Una specie di preghiera fu l’ultima parola che Claude udì da suo padre, mista col pianto.
“Non facciamola tanto lunga”. Il mostro aveva anche una voce, quindi. Ed era stranamente bella.
In un lampo fu sui coniugi. Claude vide la scena da pochi metri di distanza, dietro al divano.
I coltelli danzarono. Una lama sfigurò il viso di sua madre e poi le si conficcò nel petto. L’altra recise per metà il collo di suo padre, che si reclinò lentamente verso destra, finché il capo non toccò quasi la spalla.
In pochi secondi fu tutto finito.
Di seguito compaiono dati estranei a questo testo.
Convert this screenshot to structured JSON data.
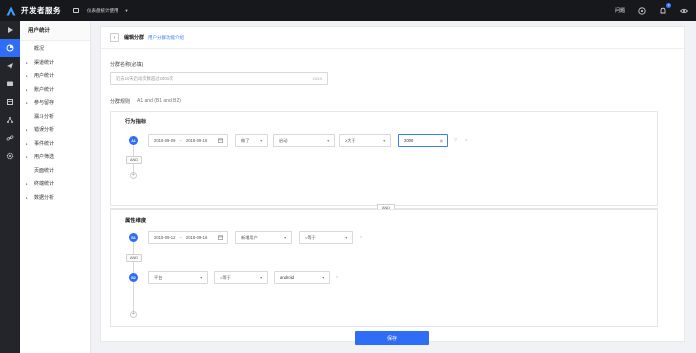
{
  "topbar": {
    "brand": "开发者服务",
    "app_name": "仪表盘统计使用",
    "doc_link": "问题",
    "notification_count": "2",
    "icons": [
      "help-icon",
      "bell-icon",
      "eye-icon"
    ]
  },
  "rail": {
    "icons": [
      "play-icon",
      "chart-pie-icon",
      "send-icon",
      "message-icon",
      "box-icon",
      "tree-icon",
      "link-icon",
      "gear-icon"
    ],
    "active_index": 1
  },
  "subnav": {
    "title": "用户统计",
    "items": [
      {
        "label": "概况",
        "arrow": false
      },
      {
        "label": "渠道统计",
        "arrow": true
      },
      {
        "label": "用户统计",
        "arrow": true
      },
      {
        "label": "账户统计",
        "arrow": true
      },
      {
        "label": "参与留存",
        "arrow": true
      },
      {
        "label": "漏斗分析",
        "arrow": false
      },
      {
        "label": "错误分析",
        "arrow": true
      },
      {
        "label": "事件统计",
        "arrow": true
      },
      {
        "label": "用户筛选",
        "arrow": true
      },
      {
        "label": "页面统计",
        "arrow": false
      },
      {
        "label": "终端统计",
        "arrow": true
      },
      {
        "label": "数据分析",
        "arrow": true
      }
    ]
  },
  "header": {
    "back_symbol": "‹",
    "title": "编辑分群",
    "breadcrumb": "用户分群功能介绍"
  },
  "form": {
    "name_label": "分群名称(必填)",
    "name_placeholder": "近去10天启动次数超过2000次",
    "name_counter": "15/10",
    "rule_label": "分群规则",
    "rule_expression": "A1 and (B1 and B2)"
  },
  "behavior": {
    "title": "行为指标",
    "row_id": "A1",
    "date_start": "2018-09-09",
    "date_end": "2018-09-16",
    "date_sep": "~",
    "aggregate": "做了",
    "event": "启动",
    "operator": "≥大于",
    "value": "2000",
    "and_label": "AND",
    "add_symbol": "+"
  },
  "connector": {
    "label": "AND"
  },
  "attribute": {
    "title": "属性维度",
    "rows": [
      {
        "id": "B1",
        "date_start": "2018-09-12",
        "date_end": "2018-09-16",
        "date_sep": "~",
        "property": "新增用户",
        "operator": "=等于"
      },
      {
        "id": "B2",
        "property": "平台",
        "operator": "=等于",
        "value": "android"
      }
    ],
    "and_label": "AND",
    "add_symbol": "+"
  },
  "actions": {
    "save_label": "保存"
  }
}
Il sangue scuro dei suoi genitori inzuppava il tappeto.
Claude era terrorizzato, non riuscì neppure a muovere un muscolo.
Il mostro si voltò verso di lui ma non fece neppure la fatica di fare due passi per raggiungerlo: lanciò uno dei due coltelli che raggiunsero il corpo del bambino, poco sopra la cintura.
Si piantò dove il mostro sapeva esserci lo stomaco.
Claude sentì un dolore inimmaginabile poco prima di accasciarsi al suolo.
“Morirai dissanguato, mi dispiace.” Il mostro gli sfilò il coltello dalla pancia, ripose con calma tutto nella sacca e se ne andò senza degnare di uno sguardo il tremendo spettacolo che si lasciava alle spalle.
Claude fece appena in tempo a vederlo uscire dalla porta, poi la vista gli si affievolì e perse i sensi.
Alle 10,40 il mostro se ne era andato dalla sua vita, veloce e letale com’era venuto.